Die Schauspieler: Trotz exquisiter Besetzung bis in kleinste Nebenrollen (darunter etwa François Berléand, der bei uns vor allem durch "Die Kinder des Monsieur Mathieu" bekannt wurde, als Firmenboss Humeau) ist dieser Film im Prinzip eine One-Woman-Show der gewohnt großartigen Isabelle Huppert: Mit geradezu diabolischer Lust, atemberaubender Präzision und einer unnachahmlichen Mischung aus Eleganz und Arroganz formt sie aus der Figur der Richterin einen eiskalten Engel.

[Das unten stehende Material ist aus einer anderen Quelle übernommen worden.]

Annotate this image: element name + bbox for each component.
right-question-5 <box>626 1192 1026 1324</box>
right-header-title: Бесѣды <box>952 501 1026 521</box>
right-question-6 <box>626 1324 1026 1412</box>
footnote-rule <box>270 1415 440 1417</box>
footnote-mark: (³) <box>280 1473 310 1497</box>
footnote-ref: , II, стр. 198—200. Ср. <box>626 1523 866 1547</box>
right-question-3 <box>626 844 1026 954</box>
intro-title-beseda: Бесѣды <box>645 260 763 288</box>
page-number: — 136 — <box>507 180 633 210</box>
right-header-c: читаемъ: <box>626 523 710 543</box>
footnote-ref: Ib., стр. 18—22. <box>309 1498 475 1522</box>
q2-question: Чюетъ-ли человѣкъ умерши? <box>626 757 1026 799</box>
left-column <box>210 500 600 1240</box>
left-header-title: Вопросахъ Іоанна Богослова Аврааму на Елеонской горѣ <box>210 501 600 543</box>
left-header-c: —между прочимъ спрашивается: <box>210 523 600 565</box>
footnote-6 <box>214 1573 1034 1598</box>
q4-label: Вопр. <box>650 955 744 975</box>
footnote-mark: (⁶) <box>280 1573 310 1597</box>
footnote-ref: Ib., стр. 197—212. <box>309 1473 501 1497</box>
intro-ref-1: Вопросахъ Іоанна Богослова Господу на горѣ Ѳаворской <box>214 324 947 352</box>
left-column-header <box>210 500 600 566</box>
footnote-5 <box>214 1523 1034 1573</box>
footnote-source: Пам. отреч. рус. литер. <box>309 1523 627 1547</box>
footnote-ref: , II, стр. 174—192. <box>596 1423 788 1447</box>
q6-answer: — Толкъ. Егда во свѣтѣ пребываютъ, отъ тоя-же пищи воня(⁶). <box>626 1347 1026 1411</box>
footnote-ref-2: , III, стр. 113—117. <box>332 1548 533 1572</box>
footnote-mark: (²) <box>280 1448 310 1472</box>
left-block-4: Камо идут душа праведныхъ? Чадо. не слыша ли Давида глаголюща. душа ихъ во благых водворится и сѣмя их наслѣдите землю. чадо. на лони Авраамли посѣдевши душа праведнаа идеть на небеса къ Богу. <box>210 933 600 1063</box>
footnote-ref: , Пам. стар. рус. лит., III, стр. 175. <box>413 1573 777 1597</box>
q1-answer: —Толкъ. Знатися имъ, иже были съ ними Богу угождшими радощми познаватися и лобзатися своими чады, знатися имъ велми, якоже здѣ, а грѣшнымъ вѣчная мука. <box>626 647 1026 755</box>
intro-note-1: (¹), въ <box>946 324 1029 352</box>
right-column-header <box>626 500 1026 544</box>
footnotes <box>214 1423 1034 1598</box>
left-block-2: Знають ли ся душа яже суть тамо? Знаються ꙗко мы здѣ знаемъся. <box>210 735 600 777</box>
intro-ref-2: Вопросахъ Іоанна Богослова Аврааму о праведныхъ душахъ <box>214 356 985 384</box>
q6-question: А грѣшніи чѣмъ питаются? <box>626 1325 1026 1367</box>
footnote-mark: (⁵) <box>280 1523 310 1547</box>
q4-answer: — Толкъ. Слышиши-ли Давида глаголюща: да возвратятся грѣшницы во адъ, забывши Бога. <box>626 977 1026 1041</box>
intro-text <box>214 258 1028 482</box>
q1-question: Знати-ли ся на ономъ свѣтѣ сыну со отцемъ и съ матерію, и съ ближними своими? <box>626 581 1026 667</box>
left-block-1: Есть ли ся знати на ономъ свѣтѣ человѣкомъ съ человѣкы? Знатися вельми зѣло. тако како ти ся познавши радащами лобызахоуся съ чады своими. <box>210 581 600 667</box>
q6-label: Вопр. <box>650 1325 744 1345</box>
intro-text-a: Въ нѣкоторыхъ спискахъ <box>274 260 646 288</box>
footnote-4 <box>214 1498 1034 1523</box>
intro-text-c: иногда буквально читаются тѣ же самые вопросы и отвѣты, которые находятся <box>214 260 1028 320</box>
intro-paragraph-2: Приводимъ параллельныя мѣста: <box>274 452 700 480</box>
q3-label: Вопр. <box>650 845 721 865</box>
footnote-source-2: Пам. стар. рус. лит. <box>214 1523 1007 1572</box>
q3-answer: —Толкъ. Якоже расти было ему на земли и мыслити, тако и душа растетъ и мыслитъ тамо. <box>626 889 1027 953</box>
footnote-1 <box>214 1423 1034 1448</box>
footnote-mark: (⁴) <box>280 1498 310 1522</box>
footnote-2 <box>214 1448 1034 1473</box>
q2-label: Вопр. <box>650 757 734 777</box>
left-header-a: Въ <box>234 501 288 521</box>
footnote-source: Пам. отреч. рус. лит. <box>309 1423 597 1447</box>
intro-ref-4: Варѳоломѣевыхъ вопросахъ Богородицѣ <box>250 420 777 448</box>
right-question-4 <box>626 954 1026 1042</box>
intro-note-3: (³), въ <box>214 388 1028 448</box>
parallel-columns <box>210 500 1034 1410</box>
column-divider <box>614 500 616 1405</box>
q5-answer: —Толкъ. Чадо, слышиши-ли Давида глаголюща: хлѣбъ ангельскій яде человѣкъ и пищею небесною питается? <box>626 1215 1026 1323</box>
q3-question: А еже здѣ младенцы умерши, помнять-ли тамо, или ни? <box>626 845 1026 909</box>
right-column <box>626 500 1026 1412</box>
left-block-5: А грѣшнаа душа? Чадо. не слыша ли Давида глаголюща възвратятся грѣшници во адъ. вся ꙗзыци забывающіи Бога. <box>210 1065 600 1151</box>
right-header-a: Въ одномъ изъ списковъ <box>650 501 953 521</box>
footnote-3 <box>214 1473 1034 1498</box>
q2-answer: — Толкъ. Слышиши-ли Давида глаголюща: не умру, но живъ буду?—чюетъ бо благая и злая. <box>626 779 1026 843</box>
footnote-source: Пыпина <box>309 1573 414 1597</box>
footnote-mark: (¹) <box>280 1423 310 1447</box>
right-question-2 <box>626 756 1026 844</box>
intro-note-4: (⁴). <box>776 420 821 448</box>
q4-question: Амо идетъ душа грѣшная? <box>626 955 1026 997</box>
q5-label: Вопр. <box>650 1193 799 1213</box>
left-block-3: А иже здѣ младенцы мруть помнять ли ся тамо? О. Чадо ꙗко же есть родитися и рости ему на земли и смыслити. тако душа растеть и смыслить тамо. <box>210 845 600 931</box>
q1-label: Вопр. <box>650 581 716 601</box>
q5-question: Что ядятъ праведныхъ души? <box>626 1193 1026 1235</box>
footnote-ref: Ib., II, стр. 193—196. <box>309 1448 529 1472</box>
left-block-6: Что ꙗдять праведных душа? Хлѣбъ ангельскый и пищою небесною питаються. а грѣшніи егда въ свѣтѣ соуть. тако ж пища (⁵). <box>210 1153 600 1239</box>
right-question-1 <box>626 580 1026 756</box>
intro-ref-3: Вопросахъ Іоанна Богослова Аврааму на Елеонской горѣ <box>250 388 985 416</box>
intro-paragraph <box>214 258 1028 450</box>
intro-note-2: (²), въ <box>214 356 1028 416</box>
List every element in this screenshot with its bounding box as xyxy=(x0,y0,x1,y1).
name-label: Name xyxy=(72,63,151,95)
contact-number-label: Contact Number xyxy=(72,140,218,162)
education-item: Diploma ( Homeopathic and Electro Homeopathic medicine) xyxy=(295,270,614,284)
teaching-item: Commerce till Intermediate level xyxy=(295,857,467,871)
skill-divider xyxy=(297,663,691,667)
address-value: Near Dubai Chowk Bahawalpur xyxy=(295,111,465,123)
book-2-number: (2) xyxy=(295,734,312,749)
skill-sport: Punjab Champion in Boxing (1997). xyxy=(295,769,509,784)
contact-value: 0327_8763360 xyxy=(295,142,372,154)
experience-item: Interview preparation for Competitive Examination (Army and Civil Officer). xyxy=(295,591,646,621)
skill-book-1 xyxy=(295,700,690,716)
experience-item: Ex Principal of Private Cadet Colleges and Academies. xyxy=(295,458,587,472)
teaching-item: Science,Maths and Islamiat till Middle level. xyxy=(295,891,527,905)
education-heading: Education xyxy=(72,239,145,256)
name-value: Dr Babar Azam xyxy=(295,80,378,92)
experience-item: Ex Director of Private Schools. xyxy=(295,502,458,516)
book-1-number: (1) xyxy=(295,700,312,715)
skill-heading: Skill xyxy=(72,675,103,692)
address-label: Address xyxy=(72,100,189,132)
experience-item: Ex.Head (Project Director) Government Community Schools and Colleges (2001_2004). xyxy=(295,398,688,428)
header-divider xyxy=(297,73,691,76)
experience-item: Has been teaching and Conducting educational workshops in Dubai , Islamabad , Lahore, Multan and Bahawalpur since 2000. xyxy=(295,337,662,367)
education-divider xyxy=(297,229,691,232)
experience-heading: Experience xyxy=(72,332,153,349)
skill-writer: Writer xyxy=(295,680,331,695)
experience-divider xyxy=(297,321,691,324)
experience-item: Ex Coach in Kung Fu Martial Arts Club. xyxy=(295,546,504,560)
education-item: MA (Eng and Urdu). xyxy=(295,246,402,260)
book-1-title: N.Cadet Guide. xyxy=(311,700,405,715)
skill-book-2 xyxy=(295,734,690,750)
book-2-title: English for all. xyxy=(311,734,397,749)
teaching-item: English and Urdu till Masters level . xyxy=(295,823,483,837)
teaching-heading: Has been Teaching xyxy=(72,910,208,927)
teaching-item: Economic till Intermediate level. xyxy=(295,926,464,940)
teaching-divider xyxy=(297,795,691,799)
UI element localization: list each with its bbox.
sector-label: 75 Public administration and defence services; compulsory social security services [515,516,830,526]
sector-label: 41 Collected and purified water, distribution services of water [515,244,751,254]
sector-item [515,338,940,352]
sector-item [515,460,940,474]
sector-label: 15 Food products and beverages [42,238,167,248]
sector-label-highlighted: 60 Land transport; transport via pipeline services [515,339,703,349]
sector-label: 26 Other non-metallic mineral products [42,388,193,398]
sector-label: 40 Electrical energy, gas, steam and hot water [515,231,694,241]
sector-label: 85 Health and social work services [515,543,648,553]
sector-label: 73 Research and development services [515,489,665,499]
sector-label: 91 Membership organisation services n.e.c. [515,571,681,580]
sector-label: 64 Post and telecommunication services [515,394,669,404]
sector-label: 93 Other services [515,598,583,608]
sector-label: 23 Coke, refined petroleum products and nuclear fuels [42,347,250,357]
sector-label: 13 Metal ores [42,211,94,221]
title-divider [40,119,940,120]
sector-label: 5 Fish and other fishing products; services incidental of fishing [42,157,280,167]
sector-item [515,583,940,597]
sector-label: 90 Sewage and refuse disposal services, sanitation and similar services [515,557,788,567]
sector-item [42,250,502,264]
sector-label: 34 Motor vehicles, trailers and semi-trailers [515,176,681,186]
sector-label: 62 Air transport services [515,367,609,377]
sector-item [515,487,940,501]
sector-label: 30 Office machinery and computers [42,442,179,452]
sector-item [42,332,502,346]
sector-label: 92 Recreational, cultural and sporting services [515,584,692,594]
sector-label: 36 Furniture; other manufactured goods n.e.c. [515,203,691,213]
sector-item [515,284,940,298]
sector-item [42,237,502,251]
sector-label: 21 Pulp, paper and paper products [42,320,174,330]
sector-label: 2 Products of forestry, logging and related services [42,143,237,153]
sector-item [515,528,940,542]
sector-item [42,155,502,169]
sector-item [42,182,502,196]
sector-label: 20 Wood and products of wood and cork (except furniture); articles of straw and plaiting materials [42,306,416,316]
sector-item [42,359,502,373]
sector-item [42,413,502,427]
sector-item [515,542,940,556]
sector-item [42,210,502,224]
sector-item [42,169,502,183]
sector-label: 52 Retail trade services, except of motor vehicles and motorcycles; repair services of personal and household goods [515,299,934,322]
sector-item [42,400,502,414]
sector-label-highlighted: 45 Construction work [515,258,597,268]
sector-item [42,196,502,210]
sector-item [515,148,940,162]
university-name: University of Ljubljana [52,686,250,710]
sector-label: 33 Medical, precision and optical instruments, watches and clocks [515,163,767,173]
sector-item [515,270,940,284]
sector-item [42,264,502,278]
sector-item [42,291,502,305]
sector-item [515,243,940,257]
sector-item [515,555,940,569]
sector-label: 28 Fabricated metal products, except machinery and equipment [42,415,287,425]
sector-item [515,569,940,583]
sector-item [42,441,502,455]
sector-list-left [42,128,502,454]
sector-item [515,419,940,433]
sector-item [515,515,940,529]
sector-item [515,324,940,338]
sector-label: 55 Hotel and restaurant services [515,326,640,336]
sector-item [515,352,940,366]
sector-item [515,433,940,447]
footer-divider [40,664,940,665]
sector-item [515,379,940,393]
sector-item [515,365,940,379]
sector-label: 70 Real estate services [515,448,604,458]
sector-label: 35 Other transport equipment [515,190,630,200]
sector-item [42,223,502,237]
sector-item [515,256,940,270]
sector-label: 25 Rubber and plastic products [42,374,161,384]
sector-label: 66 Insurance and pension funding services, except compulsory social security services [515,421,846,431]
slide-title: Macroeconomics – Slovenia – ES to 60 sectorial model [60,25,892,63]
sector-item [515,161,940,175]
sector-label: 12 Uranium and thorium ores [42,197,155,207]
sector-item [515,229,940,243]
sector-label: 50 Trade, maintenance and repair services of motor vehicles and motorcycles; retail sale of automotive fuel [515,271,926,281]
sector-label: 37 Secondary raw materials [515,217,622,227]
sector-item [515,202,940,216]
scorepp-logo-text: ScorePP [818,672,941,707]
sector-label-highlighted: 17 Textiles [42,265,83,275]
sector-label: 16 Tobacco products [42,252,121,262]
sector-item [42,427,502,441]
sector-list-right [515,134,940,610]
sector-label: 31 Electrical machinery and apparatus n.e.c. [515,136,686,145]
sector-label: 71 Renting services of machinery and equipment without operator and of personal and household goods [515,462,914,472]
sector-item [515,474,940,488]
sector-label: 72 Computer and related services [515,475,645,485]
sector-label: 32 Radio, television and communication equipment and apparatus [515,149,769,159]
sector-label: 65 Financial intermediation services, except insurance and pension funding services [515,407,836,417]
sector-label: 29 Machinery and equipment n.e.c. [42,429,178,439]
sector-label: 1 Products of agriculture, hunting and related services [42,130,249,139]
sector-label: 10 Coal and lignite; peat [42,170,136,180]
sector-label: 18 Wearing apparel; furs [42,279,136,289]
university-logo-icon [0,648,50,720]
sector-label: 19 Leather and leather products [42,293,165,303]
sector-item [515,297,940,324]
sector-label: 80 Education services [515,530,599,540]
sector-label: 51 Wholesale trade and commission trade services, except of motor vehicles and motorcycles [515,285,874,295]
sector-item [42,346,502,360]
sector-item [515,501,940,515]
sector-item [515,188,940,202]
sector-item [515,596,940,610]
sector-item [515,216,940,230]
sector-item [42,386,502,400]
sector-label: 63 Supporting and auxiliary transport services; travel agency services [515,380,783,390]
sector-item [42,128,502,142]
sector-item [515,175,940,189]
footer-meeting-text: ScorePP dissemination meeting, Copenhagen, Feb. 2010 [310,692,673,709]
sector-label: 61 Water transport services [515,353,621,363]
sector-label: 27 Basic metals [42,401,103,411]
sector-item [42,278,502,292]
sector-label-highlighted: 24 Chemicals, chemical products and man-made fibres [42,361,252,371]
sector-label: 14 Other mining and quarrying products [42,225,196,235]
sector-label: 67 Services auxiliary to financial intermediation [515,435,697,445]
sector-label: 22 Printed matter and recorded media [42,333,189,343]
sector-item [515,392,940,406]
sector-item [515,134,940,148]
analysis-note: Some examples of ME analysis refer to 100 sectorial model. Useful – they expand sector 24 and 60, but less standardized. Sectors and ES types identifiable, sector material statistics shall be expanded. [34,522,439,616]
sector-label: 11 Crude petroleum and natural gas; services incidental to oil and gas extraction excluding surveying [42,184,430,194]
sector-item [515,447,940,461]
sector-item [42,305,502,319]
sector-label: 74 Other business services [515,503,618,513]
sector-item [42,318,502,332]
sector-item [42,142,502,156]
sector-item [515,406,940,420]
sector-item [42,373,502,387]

Der Regisseur: Inspiriert vom Korruptionsskandal um den Ölkonzern Elf Aquitaine, seziert Altmeister Claude Chabrol diesmal Machterhaltungsrituale, Machtmissbrauch und Machttrunkenheit. Perfide, wie er dabei mit den Sympathien des Publikums spielt: Der korrupte Konzernchef Humeau verwandelt sich allmählich in eine bemitleidenswerte Figur, während die Richterin, die anfangs in ihrem Idealismus noch wie eine moderne Jeanne d'Arc wirkt, mehr und mehr an die Grausamkeit und den Fanatismus eines Robespierre erinnert - ungerührt sieht sie zu, wie ihre Ehe zerbricht; mit sadistischer Härte setzt sie ihre Waffen ein; zusehends gerät sie in einen verhängnisvollen "Rausch der Macht" (so der französische Originaltitel des Films).
Fazit: Raffinierte, ruhig inszenierte Mischung aus Komödie und Politthriller mit einer umwerfenden Isabelle Huppert.